Um total de dezoito músculos oculares se orquestra durante a leitura, entrando em ação um verdadeiro jogo de forças – escreve Viviam. Por isso, no caso de povos da floresta e do campo, a autora propõe algumas estratégias de exercícios visuais e de aprestamento que facilitem “a transição de outros modos ecológicos de ver para o modo de ver necessário à cultura escrita”.

Durante cinco séculos, no Brasil, quando se tentou alfabetizar os índios, se usou a língua portuguesa, com resultados desastrosos. Essa prática de ensinar alguém a ler uma língua que não fala, foi apontada como irracional pela Linguística Aplicada. A partir da Constituição de 1988, os índios passaram a ter o direito de serem alfabetizados em suas línguas maternas, corrigindo uma distorção secular monstruosa. A tese de Viviam Secin nos chama a atenção para a existência de outra irracionalidade, que é desconsiderar a existência da diversidade visual.

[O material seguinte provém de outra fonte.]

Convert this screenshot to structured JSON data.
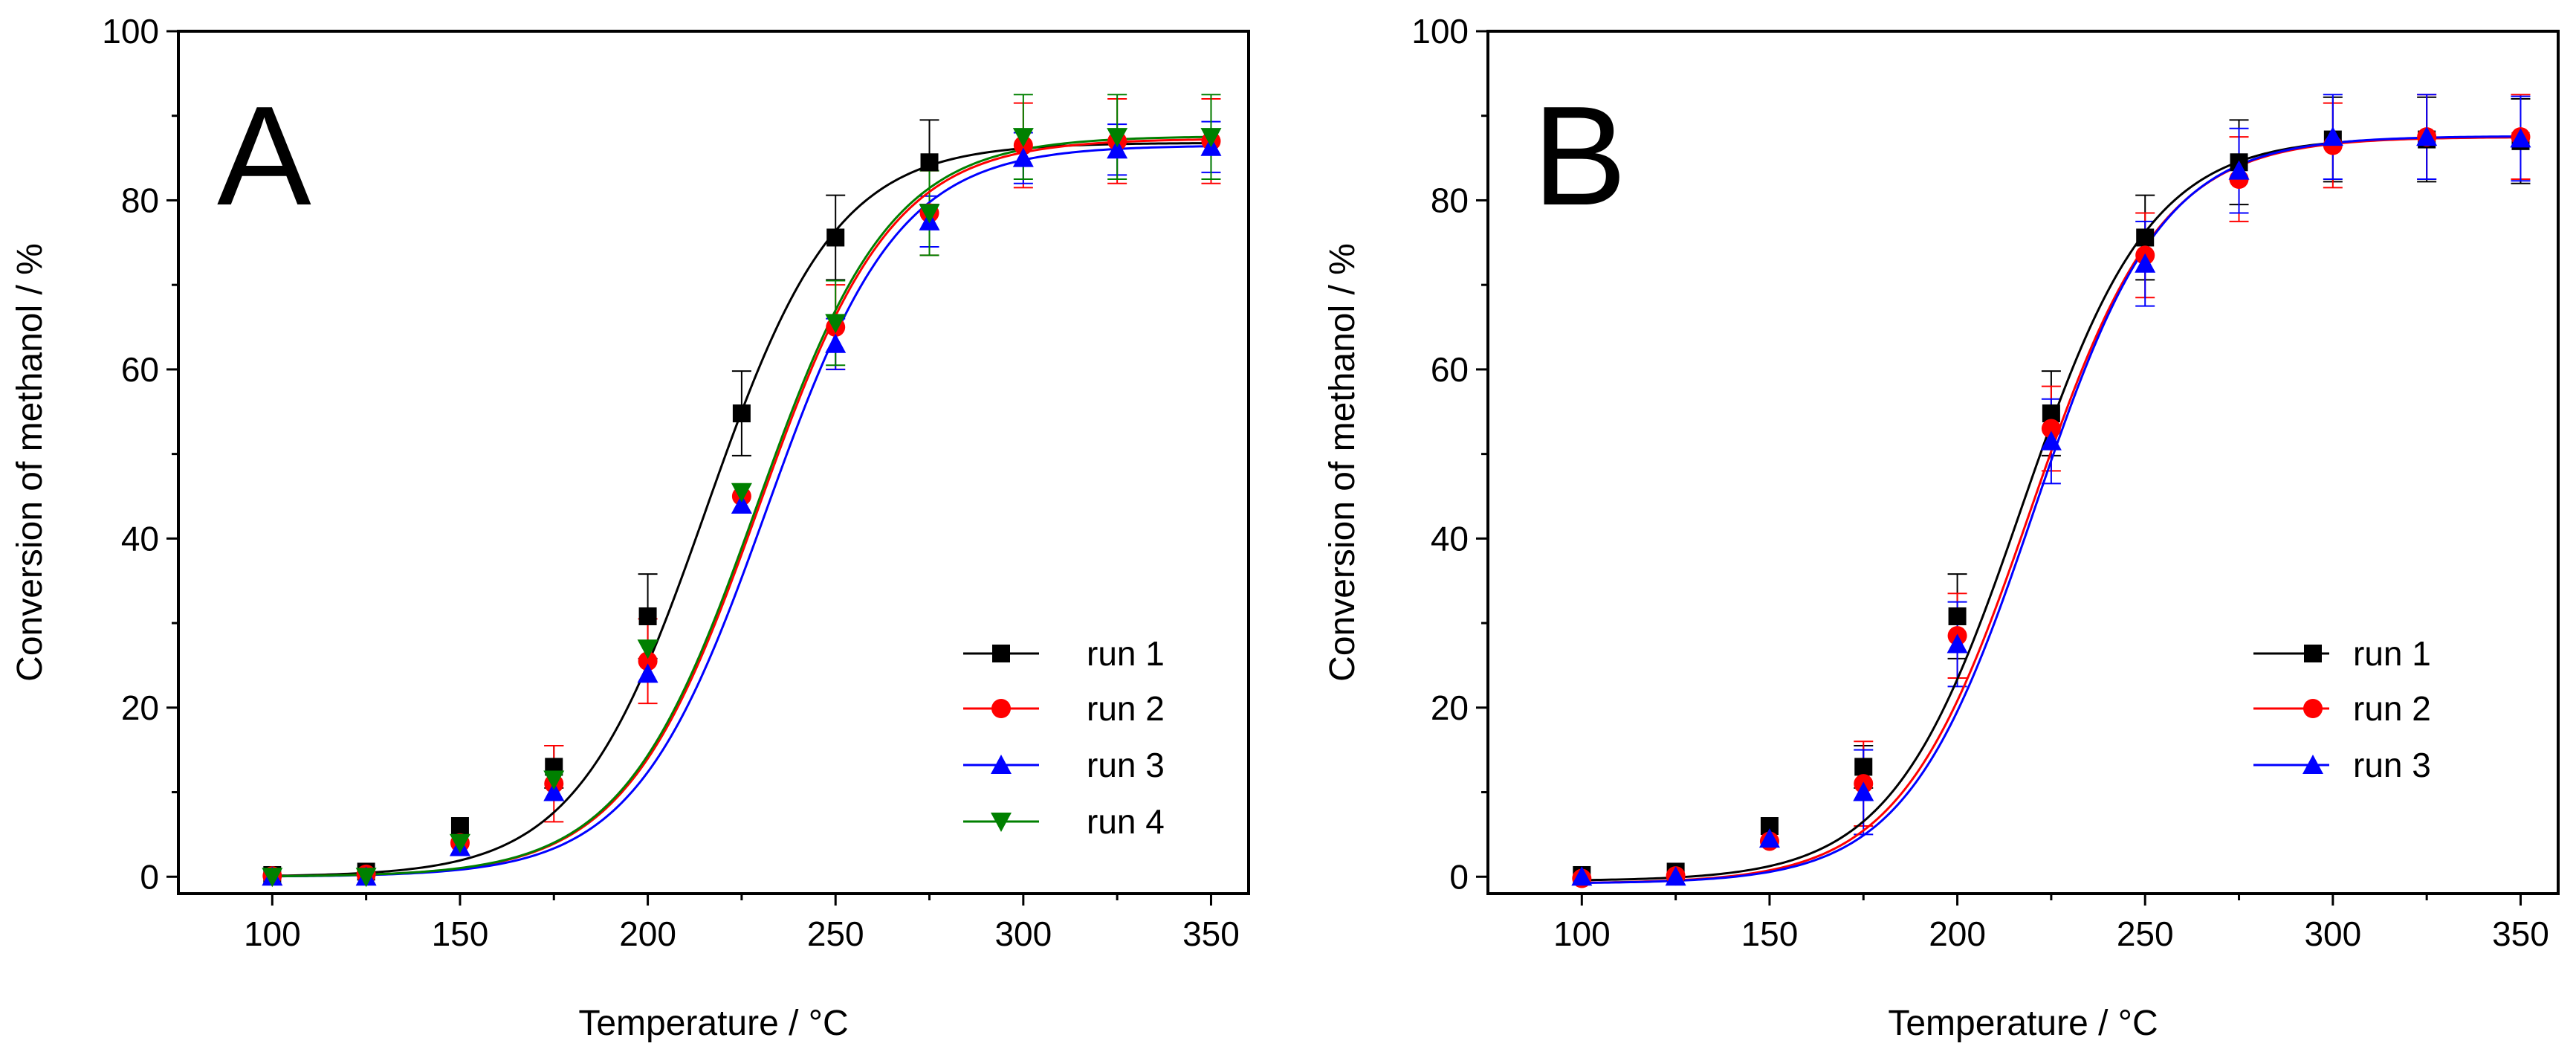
{
  "chart_data": [
    {
      "type": "line",
      "panel_label": "A",
      "xlabel": "Temperature / °C",
      "ylabel": "Conversion of methanol / %",
      "xlim": [
        75,
        360
      ],
      "ylim": [
        -2,
        100
      ],
      "xticks": [
        100,
        150,
        200,
        250,
        300,
        350
      ],
      "yticks": [
        0,
        20,
        40,
        60,
        80,
        100
      ],
      "legend_position": "bottom-right",
      "series": [
        {
          "name": "run 1",
          "color": "#000000",
          "marker": "square",
          "x": [
            100,
            125,
            150,
            175,
            200,
            225,
            250,
            275
          ],
          "y": [
            0.2,
            0.6,
            6.0,
            13.0,
            30.8,
            54.8,
            75.6,
            84.5
          ],
          "yerr": [
            0,
            0,
            0,
            2.5,
            5.0,
            5.0,
            5.0,
            5.0
          ],
          "fit": {
            "A1": 0,
            "A2": 86.8,
            "x0": 215.5,
            "dx": 17.3
          }
        },
        {
          "name": "run 2",
          "color": "#ff0000",
          "marker": "circle",
          "x": [
            100,
            125,
            150,
            175,
            200,
            225,
            250,
            275,
            300,
            325,
            350
          ],
          "y": [
            0.1,
            0.3,
            4.0,
            11.0,
            25.5,
            45.0,
            65.0,
            78.5,
            86.5,
            87.0,
            87.0
          ],
          "yerr": [
            0,
            0,
            0,
            4.5,
            5.0,
            0,
            5.0,
            5.0,
            5.0,
            5.0,
            5.0
          ],
          "fit": {
            "A1": 0,
            "A2": 87.3,
            "x0": 229.5,
            "dx": 17.8
          }
        },
        {
          "name": "run 3",
          "color": "#0000ff",
          "marker": "triangle-up",
          "x": [
            100,
            125,
            150,
            175,
            200,
            225,
            250,
            275,
            300,
            325,
            350
          ],
          "y": [
            0.0,
            0.0,
            3.5,
            10.0,
            24.0,
            44.0,
            63.0,
            77.5,
            85.0,
            86.0,
            86.3
          ],
          "yerr": [
            0,
            0,
            0,
            0,
            0,
            0,
            3.0,
            3.0,
            3.0,
            3.0,
            3.0
          ],
          "fit": {
            "A1": 0,
            "A2": 86.5,
            "x0": 231.5,
            "dx": 17.6
          }
        },
        {
          "name": "run 4",
          "color": "#008000",
          "marker": "triangle-down",
          "x": [
            100,
            125,
            150,
            175,
            200,
            225,
            250,
            275,
            300,
            325,
            350
          ],
          "y": [
            0.0,
            0.0,
            4.0,
            11.5,
            27.0,
            45.5,
            65.5,
            78.5,
            87.5,
            87.5,
            87.5
          ],
          "yerr": [
            0,
            0,
            0,
            0,
            0,
            0,
            5.0,
            5.0,
            5.0,
            5.0,
            5.0
          ],
          "fit": {
            "A1": 0,
            "A2": 87.6,
            "x0": 229.0,
            "dx": 17.8
          }
        }
      ]
    },
    {
      "type": "line",
      "panel_label": "B",
      "xlabel": "Temperature / °C",
      "ylabel": "Conversion of methanol / %",
      "xlim": [
        75,
        360
      ],
      "ylim": [
        -2,
        100
      ],
      "xticks": [
        100,
        150,
        200,
        250,
        300,
        350
      ],
      "yticks": [
        0,
        20,
        40,
        60,
        80,
        100
      ],
      "legend_position": "bottom-right",
      "series": [
        {
          "name": "run 1",
          "color": "#000000",
          "marker": "square",
          "x": [
            100,
            125,
            150,
            175,
            200,
            225,
            250,
            275,
            300,
            325,
            350
          ],
          "y": [
            0.2,
            0.6,
            6.0,
            13.0,
            30.8,
            54.8,
            75.6,
            84.5,
            87.2,
            87.2,
            87.0
          ],
          "yerr": [
            0,
            0,
            0,
            2.5,
            5.0,
            5.0,
            5.0,
            5.0,
            5.0,
            5.0,
            5.0
          ],
          "fit": {
            "A1": -0.5,
            "A2": 87.5,
            "x0": 217.0,
            "dx": 17.2
          }
        },
        {
          "name": "run 2",
          "color": "#ff0000",
          "marker": "circle",
          "x": [
            100,
            125,
            150,
            175,
            200,
            225,
            250,
            275,
            300,
            325,
            350
          ],
          "y": [
            -0.2,
            0.1,
            4.2,
            11.0,
            28.5,
            53.0,
            73.5,
            82.5,
            86.5,
            87.5,
            87.5
          ],
          "yerr": [
            0,
            0,
            0,
            5.0,
            5.0,
            5.0,
            5.0,
            5.0,
            5.0,
            5.0,
            5.0
          ],
          "fit": {
            "A1": -0.8,
            "A2": 87.5,
            "x0": 219.5,
            "dx": 17.3
          }
        },
        {
          "name": "run 3",
          "color": "#0000ff",
          "marker": "triangle-up",
          "x": [
            100,
            125,
            150,
            175,
            200,
            225,
            250,
            275,
            300,
            325,
            350
          ],
          "y": [
            0.0,
            0.0,
            4.5,
            10.0,
            27.5,
            51.5,
            72.5,
            83.5,
            87.5,
            87.5,
            87.3
          ],
          "yerr": [
            0,
            0,
            0,
            5.0,
            5.0,
            5.0,
            5.0,
            5.0,
            5.0,
            5.0,
            5.0
          ],
          "fit": {
            "A1": -0.8,
            "A2": 87.6,
            "x0": 220.5,
            "dx": 17.0
          }
        }
      ]
    }
  ]
}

Durante a defesa da qual participei como membro da banca, lembrei um personagem de Guimarães Rosa, Miguilim, um menino de oito anos, que vive com sua família no sertão do Mutum. Ele sofre tanto que amadurece, bebendo assim “um golinho de velhice”. No finalzinho da narrativa, chegam ao Mutum para caçar, vindos da cidade, dois homens, um deles é um médico, “um certo Doutor José Lourenço”, que estranha o olhar de Miguilim e faz nele alguns testes de visão. Descobre o que ninguém sabia, nem o menino, nem os outros personagens e muito menos os leitores: Miguilim era míope.

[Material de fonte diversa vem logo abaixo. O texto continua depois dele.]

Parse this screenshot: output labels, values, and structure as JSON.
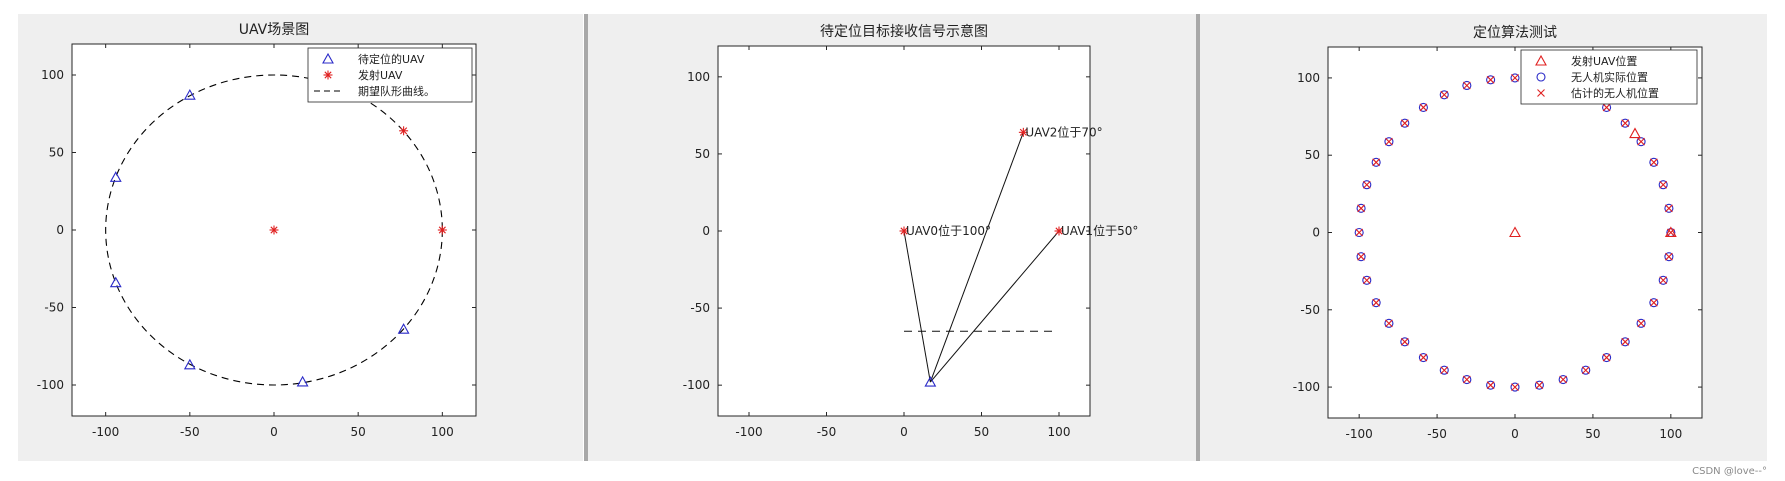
{
  "chart_data": [
    {
      "type": "scatter",
      "title": "UAV场景图",
      "xlim": [
        -120,
        120
      ],
      "ylim": [
        -120,
        120
      ],
      "xticks": [
        -100,
        -50,
        0,
        50,
        100
      ],
      "yticks": [
        -100,
        -50,
        0,
        50,
        100
      ],
      "grid": false,
      "legend_position": "top-right",
      "legend": [
        "待定位的UAV",
        "发射UAV",
        "期望队形曲线。"
      ],
      "series": [
        {
          "name": "待定位的UAV",
          "marker": "triangle",
          "color": "#2a2ac8",
          "points": [
            [
              -50,
              87
            ],
            [
              -94,
              34
            ],
            [
              -94,
              -34
            ],
            [
              -50,
              -87
            ],
            [
              17,
              -98
            ],
            [
              77,
              -64
            ]
          ]
        },
        {
          "name": "发射UAV",
          "marker": "asterisk",
          "color": "#e02020",
          "points": [
            [
              0,
              0
            ],
            [
              100,
              0
            ],
            [
              77,
              64
            ]
          ]
        },
        {
          "name": "期望队形曲线。",
          "style": "dashed-circle",
          "color": "#000000",
          "center": [
            0,
            0
          ],
          "radius": 100
        }
      ]
    },
    {
      "type": "line",
      "title": "待定位目标接收信号示意图",
      "xlim": [
        -120,
        120
      ],
      "ylim": [
        -120,
        120
      ],
      "xticks": [
        -100,
        -50,
        0,
        50,
        100
      ],
      "yticks": [
        -100,
        -50,
        0,
        50,
        100
      ],
      "grid": false,
      "target": {
        "x": 17,
        "y": -98,
        "marker": "triangle",
        "color": "#2a2ac8"
      },
      "emitters": [
        {
          "x": 0,
          "y": 0,
          "label": "UAV0位于100°"
        },
        {
          "x": 100,
          "y": 0,
          "label": "UAV1位于50°"
        },
        {
          "x": 77,
          "y": 64,
          "label": "UAV2位于70°"
        }
      ],
      "dashed_line": {
        "x": [
          0,
          97
        ],
        "y": [
          -65,
          -65
        ]
      }
    },
    {
      "type": "scatter",
      "title": "定位算法测试",
      "xlim": [
        -120,
        120
      ],
      "ylim": [
        -120,
        120
      ],
      "xticks": [
        -100,
        -50,
        0,
        50,
        100
      ],
      "yticks": [
        -100,
        -50,
        0,
        50,
        100
      ],
      "grid": false,
      "legend_position": "top-right",
      "legend": [
        "发射UAV位置",
        "无人机实际位置",
        "估计的无人机位置"
      ],
      "series": [
        {
          "name": "发射UAV位置",
          "marker": "triangle",
          "color": "#e02020",
          "points": [
            [
              0,
              0
            ],
            [
              77,
              64
            ],
            [
              100,
              0
            ]
          ]
        },
        {
          "name": "无人机实际位置",
          "marker": "circle",
          "color": "#2a2ac8",
          "ring": {
            "center": [
              0,
              0
            ],
            "radius": 100,
            "count": 40
          }
        },
        {
          "name": "估计的无人机位置",
          "marker": "x",
          "color": "#e02020",
          "ring": {
            "center": [
              0,
              0
            ],
            "radius": 100,
            "count": 40
          }
        }
      ]
    }
  ],
  "watermark": "CSDN @love--°"
}
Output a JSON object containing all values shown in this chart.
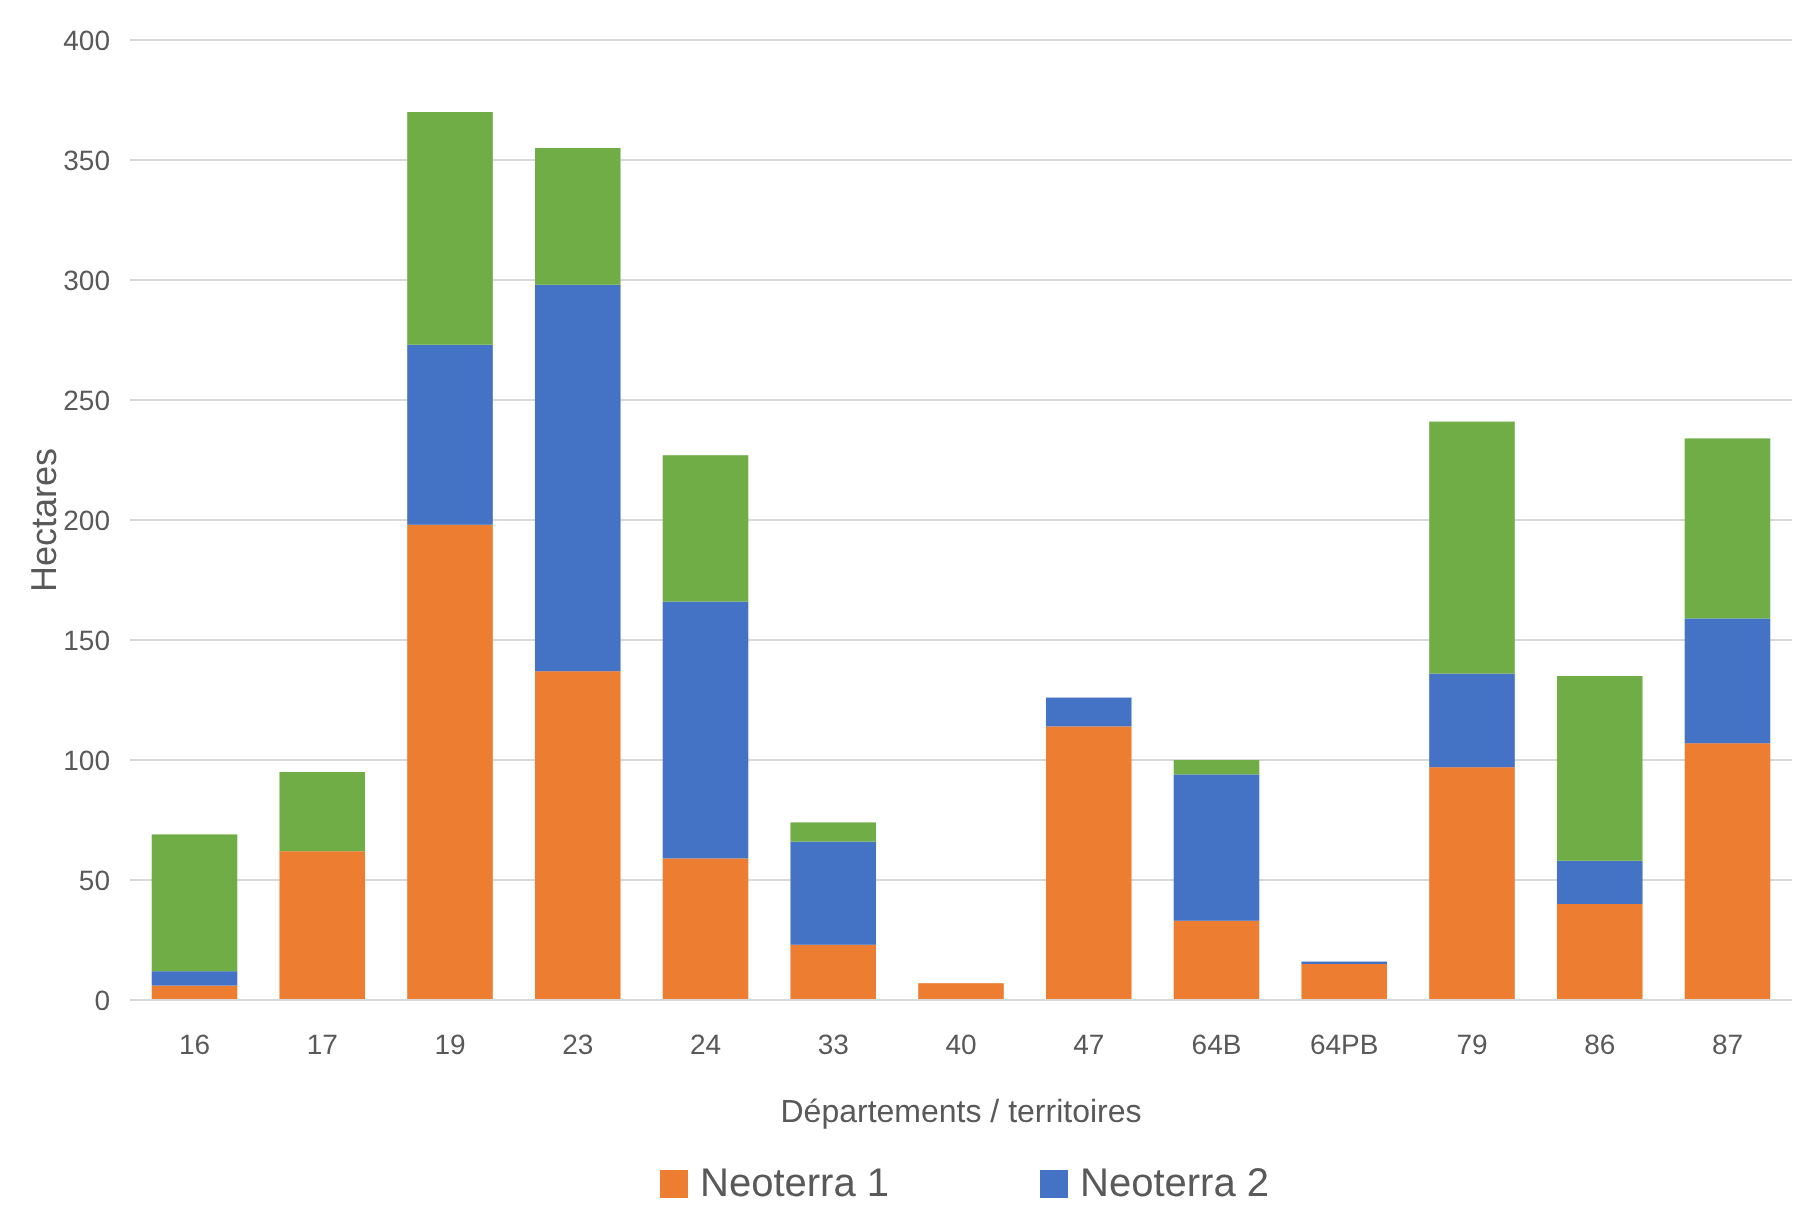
{
  "chart_data": {
    "type": "bar",
    "stacked": true,
    "xlabel": "Départements / territoires",
    "ylabel": "Hectares",
    "categories": [
      "16",
      "17",
      "19",
      "23",
      "24",
      "33",
      "40",
      "47",
      "64B",
      "64PB",
      "79",
      "86",
      "87"
    ],
    "series": [
      {
        "name": "Neoterra 1",
        "color": "#ed7d31",
        "values": [
          6,
          62,
          198,
          137,
          59,
          23,
          7,
          114,
          33,
          15,
          97,
          40,
          107
        ]
      },
      {
        "name": "Neoterra 2",
        "color": "#4472c4",
        "values": [
          6,
          null,
          75,
          161,
          107,
          43,
          null,
          12,
          61,
          1,
          39,
          18,
          52
        ]
      },
      {
        "color": "#70ad47",
        "values": [
          57,
          33,
          97,
          57,
          61,
          8,
          null,
          null,
          6,
          null,
          105,
          77,
          75
        ]
      }
    ],
    "ylim": [
      0,
      400
    ],
    "yticks": [
      0,
      50,
      100,
      150,
      200,
      250,
      300,
      350,
      400
    ],
    "grid": "y",
    "legend": "bottom"
  }
}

Essa é a chave para explicar muitos dos sofrimentos de Miguilim, alguns dos quais poderiam ter sido evitados se fosse feito um diagnóstico a tempo. O médico convida o menino para ir morar com ele na cidade, onde pode estudar. A família concorda. Antes de partir, Miguilim pede os óculos do médico emprestados e vê o Mutum, com outros olhos, pela primeira vez. Encantado, enxerga o sertão como um lugar bonito, vê os familiares, admira a beleza da mãe, os traços do tio.

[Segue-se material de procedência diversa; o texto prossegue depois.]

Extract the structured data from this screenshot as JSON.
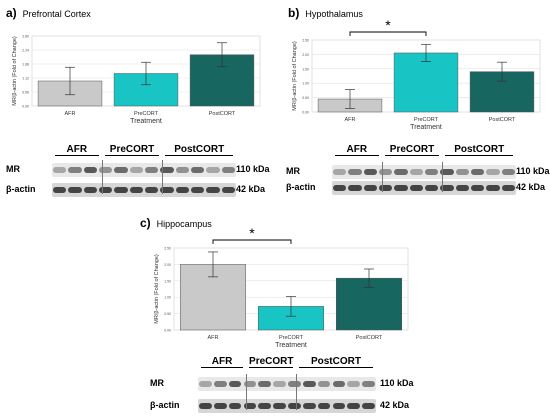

A miopia não é apenas de Miguilim, mas do seu entorno, que não foi capaz de ver o que acontecia com o menino. No momento em que celebramos a Semana do Índio, a tese de Viviam Secin nos ajuda a corrigir a nossa miopia e nos possibilita ver um Miguilim coletivo. Trata-se de leitura prazerosa e necessária, que vai interessar a todos aqueles que trabalham com educação.